There’s really no new news to report. MotorcycleInstructor called me again on Monday and left a message that was like, “Woman, if you don’t call me back…” and then hung up. And I haven’t called. I’m still pretty irritated, and not really in the mood to get back into that swing again. I don’t really have a game plan, I’m not sure what I’m going to do about it – if anything at all. I think I was also using him as a crutch, to validate what I did with buying the motorcycle and to help me get out there on the road. But, Sunday night I rode around the neighborhood. Yesterday I rode up to Van Ness, so I’m doing quite well. I’m not ambitious enough to ride out to Gaithersburg, but I’m getting there.

So, I don’t need him. I’m in one of my moods where I feel like I don’t need or want anyone. Here it comes: I’m going to take a break from dating for a bit. Knowing me, it will probably only be a week, but I’m just so tired of the game. Much to my mother’s dismay, I would rather be alone than with someone who isn’t right for me. She got on my case the other night about how I’m never going to meet anyone at the rate I’m going. What does that mean? I’ve done everything possible to “meet someone” and it’s worked out so well that I now have this blog illustrating my collection of losers. I don’t know what she’s talking about, she’s the worlds biggest black cloud. Her ideas are laughable – go to a museum at lunch, or join a group that works with the museums. Yeah, so I can meet HER kind of artsy-fartsy guy. Or she likes the old, “go to church” solution. The guy for me is not at a museum looking at paintings and he’s definitely not at church. Since I’m basically an Atheist, what good does church do me? My perfect guy is hungover on Sundays, just like me.

It’s A Blue Hawaiian Day, No Tears For Me, It’s Paradise

Not a lot to report in the past few days. Had the party Saturday. I think it went off quite well. I spent all day Saturday cleaning for the party, and all day Sunday cleaning up after the party, but it was an eventful and fun weekend nonetheless.

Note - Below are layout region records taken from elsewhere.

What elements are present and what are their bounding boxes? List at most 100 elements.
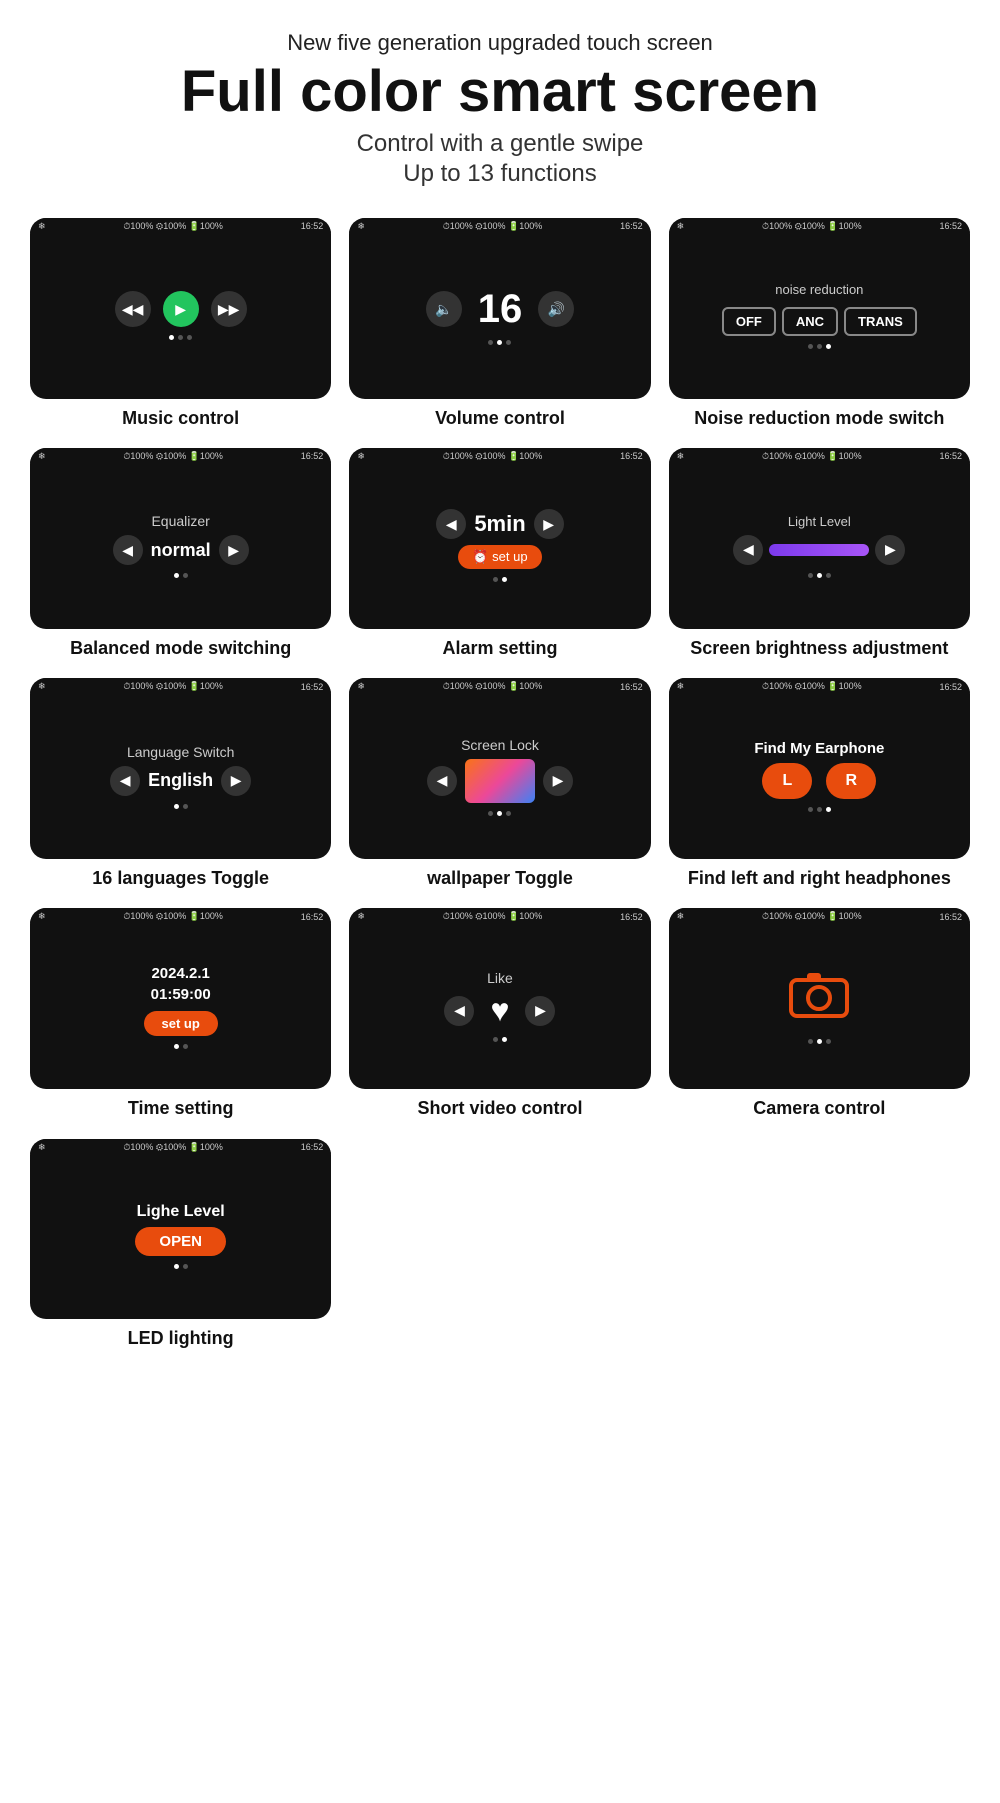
alarm-setup-button[interactable]: ⏰ set up: [458, 545, 541, 569]
play-button[interactable]: ▶: [163, 291, 199, 327]
cell-short-video: ❄ ⏱100% ⚙100% 🔋100% 16:52 Like ◀ ♥ ▶: [349, 908, 650, 1120]
nr-trans-button[interactable]: TRANS: [844, 307, 917, 336]
status-info: ⏱100% ⚙100% 🔋100%: [762, 681, 862, 692]
status-info: ⏱100% ⚙100% 🔋100%: [123, 1142, 223, 1153]
find-left-button[interactable]: L: [762, 763, 812, 799]
dot-3: [506, 811, 511, 816]
wallpaper-next-button[interactable]: ▶: [543, 766, 573, 796]
eq-prev-button[interactable]: ◀: [113, 535, 143, 565]
dot-3: [506, 340, 511, 345]
status-time: 16:52: [939, 451, 962, 461]
dot-3: [826, 573, 831, 578]
dot-1: [174, 573, 179, 578]
status-info: ⏱100% ⚙100% 🔋100%: [443, 911, 543, 922]
language-screen-body: Language Switch ◀ English ▶: [30, 693, 331, 859]
page-dots: [169, 335, 192, 340]
status-bluetooth-icon: ❄: [38, 681, 46, 692]
equalizer-title: Equalizer: [151, 513, 209, 529]
dot-1: [808, 807, 813, 812]
prev-button[interactable]: ◀◀: [115, 291, 151, 327]
status-time: 16:52: [620, 912, 643, 922]
equalizer-row: ◀ normal ▶: [113, 535, 249, 565]
dot-3: [187, 335, 192, 340]
nr-off-button[interactable]: OFF: [722, 307, 776, 336]
status-bar: ❄ ⏱100% ⚙100% 🔋100% 16:52: [349, 908, 650, 923]
dot-1: [488, 811, 493, 816]
brightness-bar: [769, 544, 869, 556]
dot-1: [493, 1037, 498, 1042]
camera-control-label: Camera control: [753, 1097, 885, 1120]
screen-alarm-setting: ❄ ⏱100% ⚙100% 🔋100% 16:52 ◀ 5min ▶ ⏰ set…: [349, 448, 650, 629]
status-info: ⏱100% ⚙100% 🔋100%: [762, 911, 862, 922]
dot-2: [502, 1037, 507, 1042]
screen-noise-reduction: ❄ ⏱100% ⚙100% 🔋100% 16:52 noise reductio…: [669, 218, 970, 399]
brightness-bar-row: ◀ ▶: [733, 535, 905, 565]
heart-icon: ♥: [490, 992, 509, 1029]
status-bar: ❄ ⏱100% ⚙100% 🔋100% 16:52: [30, 1139, 331, 1154]
time-setup-button[interactable]: set up: [144, 1011, 218, 1036]
time-setting-label: Time setting: [128, 1097, 234, 1120]
dot-2: [183, 804, 188, 809]
status-bluetooth-icon: ❄: [38, 221, 46, 232]
brightness-up-button[interactable]: ▶: [875, 535, 905, 565]
next-button[interactable]: ▶▶: [211, 291, 247, 327]
wallpaper-prev-button[interactable]: ◀: [427, 766, 457, 796]
balanced-mode-label: Balanced mode switching: [70, 637, 291, 660]
wallpaper-row: ◀ ▶: [427, 759, 573, 803]
dot-2: [183, 1264, 188, 1269]
dot-3: [826, 344, 831, 349]
cell-balanced-mode: ❄ ⏱100% ⚙100% 🔋100% 16:52 Equalizer ◀ no…: [30, 448, 331, 660]
alarm-prev-button[interactable]: ◀: [436, 509, 466, 539]
nr-anc-button[interactable]: ANC: [782, 307, 838, 336]
status-bluetooth-icon: ❄: [357, 451, 365, 462]
status-time: 16:52: [620, 221, 643, 231]
find-right-button[interactable]: R: [826, 763, 876, 799]
volume-down-button[interactable]: 🔈: [426, 291, 462, 327]
status-info: ⏱100% ⚙100% 🔋100%: [762, 221, 862, 232]
status-bluetooth-icon: ❄: [38, 1142, 46, 1153]
volume-up-button[interactable]: 🔊: [538, 291, 574, 327]
status-bar: ❄ ⏱100% ⚙100% 🔋100% 16:52: [669, 678, 970, 693]
brightness-screen-body: Light Level ◀ ▶: [669, 463, 970, 629]
screen-volume-control: ❄ ⏱100% ⚙100% 🔋100% 16:52 🔈 16 🔊: [349, 218, 650, 399]
status-time: 16:52: [939, 682, 962, 692]
dot-2: [497, 340, 502, 345]
page: New five generation upgraded touch scree…: [0, 0, 1000, 1391]
noise-reduction-title: noise reduction: [775, 282, 863, 297]
page-dots: [488, 811, 511, 816]
lang-next-button[interactable]: ▶: [221, 766, 251, 796]
screen-music-control: ❄ ⏱100% ⚙100% 🔋100% 16:52 ◀◀ ▶ ▶▶: [30, 218, 331, 399]
brightness-down-button[interactable]: ◀: [733, 535, 763, 565]
page-dots: [174, 1044, 188, 1049]
video-prev-button[interactable]: ◀: [444, 996, 474, 1026]
dot-1: [174, 804, 179, 809]
led-title: Lighe Level: [137, 1203, 225, 1221]
language-title: Language Switch: [127, 744, 234, 760]
feature-grid: ❄ ⏱100% ⚙100% 🔋100% 16:52 ◀◀ ▶ ▶▶: [20, 218, 980, 1121]
noise-screen-body: noise reduction OFF ANC TRANS: [669, 233, 970, 399]
header-section: New five generation upgraded touch scree…: [20, 30, 980, 188]
lang-prev-button[interactable]: ◀: [110, 766, 140, 796]
video-next-button[interactable]: ▶: [525, 996, 555, 1026]
dot-1: [488, 340, 493, 345]
eq-next-button[interactable]: ▶: [219, 535, 249, 565]
dot-2: [183, 573, 188, 578]
dot-2: [817, 344, 822, 349]
volume-row: 🔈 16 🔊: [426, 287, 575, 332]
led-open-button[interactable]: OPEN: [135, 1227, 226, 1256]
status-time: 16:52: [301, 451, 324, 461]
volume-control-label: Volume control: [435, 407, 565, 430]
page-dots: [808, 807, 831, 812]
status-bar: ❄ ⏱100% ⚙100% 🔋100% 16:52: [669, 908, 970, 923]
status-time: 16:52: [939, 221, 962, 231]
status-bluetooth-icon: ❄: [677, 221, 685, 232]
dot-2: [183, 1044, 188, 1049]
time-date-value: 2024.2.1: [151, 965, 209, 982]
page-dots: [808, 1039, 831, 1044]
volume-value: 16: [478, 287, 523, 332]
status-time: 16:52: [301, 1142, 324, 1152]
page-dots: [493, 577, 507, 582]
language-row: ◀ English ▶: [110, 766, 251, 796]
page-dots: [493, 1037, 507, 1042]
alarm-next-button[interactable]: ▶: [534, 509, 564, 539]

Thursday night I heard empty promises from MotorcycleInstructor about us spending the day together Friday. Then it unraveled in much the same manner it always does…”Oh, I have one thing to do, then I’ll call you.” One thing turns into two and next thing you know, it’s the end of the day and I haven’t heard a thing. More of the same promises Friday night and I finally said that I was having a “get-together” on Saturday and asked if he was going to come by. He said yes. Then I don’t hear from him all day Saturday except for a few text messages that I initiated. Saturday evening I asked if he was coming and he said “maybe” and that’s all I heard. So at 4:30 a.m., drunk on many Blue Hawaiians, I sent him a text message that said, “I get it. You don’t even try to spend any time with me despite your promises. I’m done with this shit.” And at 6:30 a.m. he wrote back, “You’ve been drinking?” I didn’t answer. Nor did I answer his phone call and voicemail at 2:00 this afternoon. Do we all remember the advice of my boss with respect to land deals? “If they’re not talking to you, they are making a deal with someone else.”

I think I’m done. I figure if I’m going to spend any time with a man, then he better try, all the time, consistently. Not up and down. Not only when he senses me inching away. Not only when he thinks I don’t need him anymore. Not only when he thinks he’s needed. It goes without saying that each person in any relationship, whether it’s a friendship, family member, or significant other, has to derive something from the union. Now, (Sara, pay attention) only when you stop getting what you need or want from it, and only when it stops being a two way street can you call the game over. For me, there’s no one who is immune to this simple equation, family included. I’ve been through so much with my family and we repaired the relationship despite the fact that it looked like we may never speak again. They only got a second chance with me because they are my parents. But, if they ever treat me again the way they have in the past, I can say goodbye and never look back.

Back to the situation at hand, ladies and gentlemen, I think this game with MotorcycleInstructor is over. At the very least, I’m certainly done playing. It’s just not fun anymore.